La differenza non riguarda soltanto lo scenario geografico, ma anche il senso del risveglio stesso. Questa sovrapposizione temporale e spaziale porta a chiedersi se si tratti di un errore di continuità oppure di un segnale più strutturato.
- Kurt Russell (Lee Shaw)
- Rodan (Titano “demone di fuoco”)
il collegamento possibile: rodan del 1956 e l’idea dei due esemplari
Un’ipotesi che può aiutare a interpretare l’incongruenza richiama le origini del personaggio nel materiale originale. Nel film giapponese Rodan, infatti, non si parla di un solo esemplare: la versione del 1956 introduce due creature appartenenti alla stessa specie. Una scelta del genere, se recepita dal Monsterverse, permetterebbe di evitare l’impasse logico legata alla continuità.
come cambierebbe la continuità nel monsterverse
Secondo questa lettura, il Rodan mostrato in Monarch non coinciderebbe con quello presente ne King of the Monsters. Sarebbe, quindi, un altro esemplare, con conseguenze dirette sulla coerenza complessiva. In questo modo, molte delle discrepanze verrebbero ridimensionate, perché il “risveglio” potrebbe riferirsi a più Titani attivi nello stesso periodo.
Inoltre, emergerebbe per la prima volta nel Monsterverse un’idea più ampia: la possibilità di più esemplari della stessa specie che agiscono in contemporanea, senza costringere ogni apparizione a rincorrere la stessa traiettoria già stabilita nei film precedenti.

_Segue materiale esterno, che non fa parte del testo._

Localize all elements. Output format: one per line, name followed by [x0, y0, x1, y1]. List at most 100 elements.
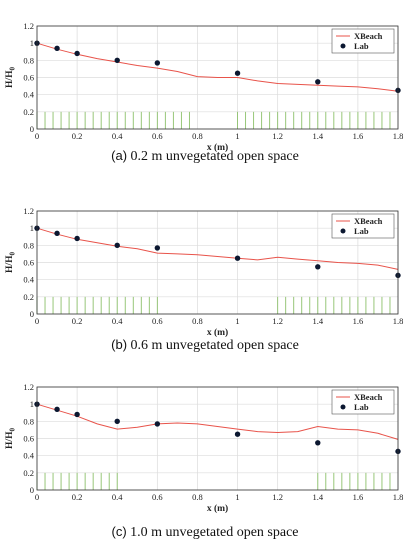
- x-tick-label: 0.4: [112, 131, 123, 141]
- x-tick-label: 1.4: [312, 492, 323, 502]
- y-tick-label: 1.2: [23, 21, 34, 31]
- data-point-lab: [234, 431, 241, 437]
- legend-box: [331, 28, 395, 54]
- x-tick-label: 0.2: [72, 131, 83, 141]
- x-tick-label: 1.8: [393, 492, 404, 502]
- y-tick-label: 0: [30, 485, 34, 495]
- y-axis-label-main: H/H: [5, 255, 15, 273]
- y-tick-label: 1: [30, 38, 34, 48]
- x-tick-label: 0.2: [72, 492, 83, 502]
- axis-frame: [36, 25, 399, 130]
- legend-swatch-lab: [340, 43, 346, 49]
- x-tick-label: 1.8: [393, 131, 404, 141]
- y-tick-label: 0.2: [23, 107, 34, 117]
- x-tick-label: 1.2: [272, 316, 283, 326]
- y-tick-label: 1: [30, 223, 34, 233]
- data-point-lab: [74, 235, 80, 242]
- x-tick-label: 0.4: [112, 492, 123, 502]
- caption-c-tag: (c): [111, 524, 127, 539]
- x-axis-label: x (m): [207, 327, 228, 338]
- legend-label-xbeach: XBeach: [354, 216, 383, 226]
- chart-panel-b: 0 0.2 0.4 0.6 0.8 1 1.2 1.4 1.6 1.8 0 0.2 0.4 0.6 0.8 1…: [5, 206, 404, 338]
- chart-panel-a: 0 0.2 0.4 0.6 0.8 1 1.2 1.4 1.6 1.8 0 0.2 0.4 0.6 0.8 1…: [5, 21, 404, 153]
- legend-label-xbeach: XBeach: [354, 31, 383, 41]
- series-line-xbeach: [36, 42, 399, 92]
- x-tick-label: 0.2: [72, 316, 83, 326]
- y-tick-label: 0.8: [23, 55, 34, 65]
- caption-a-tag: (a): [111, 148, 128, 163]
- y-axis-label: H/H0: [5, 428, 17, 449]
- data-point-lab: [54, 45, 60, 52]
- caption-c-text: 1.0 m unvegetated open space: [126, 525, 299, 540]
- x-tick-label: 0: [35, 492, 39, 502]
- x-tick-label: 1.6: [353, 131, 364, 141]
- data-point-lab: [54, 230, 60, 237]
- data-point-lab: [114, 418, 120, 425]
- y-axis-label-main: H/H: [5, 70, 15, 88]
- x-tick-label: 0: [35, 131, 39, 141]
- y-tick-label: 0.6: [23, 434, 34, 444]
- y-tick-label: 1.2: [23, 382, 34, 392]
- y-axis-label: H/H0: [5, 252, 17, 273]
- y-axis-label-subscript: 0: [9, 428, 17, 432]
- x-tick-label: 0.8: [192, 316, 203, 326]
- chart-panel-c: 0 0.2 0.4 0.6 0.8 1 1.2 1.4 1.6 1.8 0 0.2 0.4 0.6 0.8 1…: [5, 382, 404, 514]
- data-point-lab: [154, 60, 161, 66]
- legend-label-lab: Lab: [354, 41, 369, 51]
- x-tick-label: 1: [235, 131, 239, 141]
- y-axis-label-main: H/H: [5, 431, 15, 449]
- x-tick-label: 1: [235, 492, 239, 502]
- caption-b-tag: (b): [111, 337, 128, 352]
- x-tick-label: 1.2: [272, 131, 283, 141]
- y-tick-label: 1.2: [23, 206, 34, 216]
- y-tick-label: 0.4: [23, 451, 34, 461]
- y-tick-label: 1: [30, 399, 34, 409]
- data-point-lab: [54, 406, 60, 413]
- x-tick-label: 0.8: [192, 492, 203, 502]
- y-tick-label: 0: [30, 124, 34, 134]
- x-tick-label: 0.4: [112, 316, 123, 326]
- data-point-lab: [154, 245, 161, 251]
- x-tick-label: 0: [35, 316, 39, 326]
- y-tick-label: 0.2: [23, 468, 34, 478]
- caption-a-text: 0.2 m unvegetated open space: [127, 149, 299, 164]
- y-tick-label: 0.4: [23, 90, 34, 100]
- x-tick-label: 1.4: [312, 316, 323, 326]
- series-line-xbeach: [36, 227, 399, 270]
- caption-a: (a) 0.2 m unvegetated open space: [0, 148, 410, 165]
- legend-box: [331, 213, 395, 239]
- data-point-lab: [114, 57, 120, 64]
- data-point-lab: [315, 264, 321, 270]
- data-point-lab: [234, 70, 241, 76]
- y-tick-label: 0.4: [23, 275, 34, 285]
- caption-b-text: 0.6 m unvegetated open space: [127, 338, 299, 353]
- x-tick-label: 1: [235, 316, 239, 326]
- x-tick-label: 0.6: [152, 492, 163, 502]
- y-axis-label: H/H0: [5, 67, 17, 88]
- axis-frame: [36, 210, 399, 315]
- y-axis-label-subscript: 0: [9, 67, 17, 71]
- y-axis-label-subscript: 0: [9, 252, 17, 256]
- x-tick-label: 1.2: [272, 492, 283, 502]
- x-tick-label: 0.8: [192, 131, 203, 141]
- data-point-lab: [234, 255, 241, 261]
- legend-swatch-lab: [340, 228, 346, 234]
- data-point-lab: [74, 411, 80, 418]
- data-point-lab: [154, 421, 161, 427]
- data-point-lab: [114, 242, 120, 249]
- data-point-lab: [315, 79, 321, 85]
- x-tick-label: 0.6: [152, 316, 163, 326]
- caption-b: (b) 0.6 m unvegetated open space: [0, 337, 410, 354]
- x-tick-label: 1.4: [312, 131, 323, 141]
- legend-swatch-lab: [340, 404, 346, 410]
- y-tick-label: 0.8: [23, 240, 34, 250]
- y-tick-label: 0.2: [23, 292, 34, 302]
- x-tick-label: 1.8: [393, 316, 404, 326]
- x-axis-label: x (m): [207, 142, 228, 153]
- axis-frame: [36, 386, 399, 491]
- y-tick-label: 0.6: [23, 258, 34, 268]
- x-tick-label: 1.6: [353, 316, 364, 326]
- legend-box: [331, 389, 395, 415]
- y-tick-label: 0.6: [23, 73, 34, 83]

- Rodan A (possibile esemplare in Monarch)
- Rodan B (possibile esemplare in King of the Monsters)
rodan come elemento autonomo: nuovi equilibri per la terza stagione
La prospettiva cambia anche sul piano delle dinamiche narrative. Se il Rodan di Monarch non fosse lo stesso Titano già incardinato dagli eventi del film del 2019, allora il personaggio potrebbe svincolarsi dal percorso già visto. Questo significherebbe evitare che ogni evoluzione ruoti esclusivamente attorno agli stessi passaggi, come il confronto con Ghidorah o la sottomissione a Godzilla.
In uno scenario del genere, Rodan potrebbe diventare un elemento con un ruolo distinto all’interno della storia, con possibilità narrative differenti: alleanze, motivazioni nuove e un posizionamento più fluido rispetto alla struttura finora seguita.
- Ghidorah
- Godzilla
- Rodan (potenziale funzione autonoma nella trama)
un possibile punto di svolta per monarch e la mitologia del monsterverse
Alla luce di queste considerazioni, il finale di Monarch: Legacy of Monsters può essere letto non solo come un ritorno di grande impatto, ma come un cambio di direzione potenziale. Se la serie proseguirà su questa linea nella terza stagione, la mitologia del Monsterverse potrebbe espandersi in modo più flessibile, meno dipendente dalla continuità rigida dei film già pubblicati.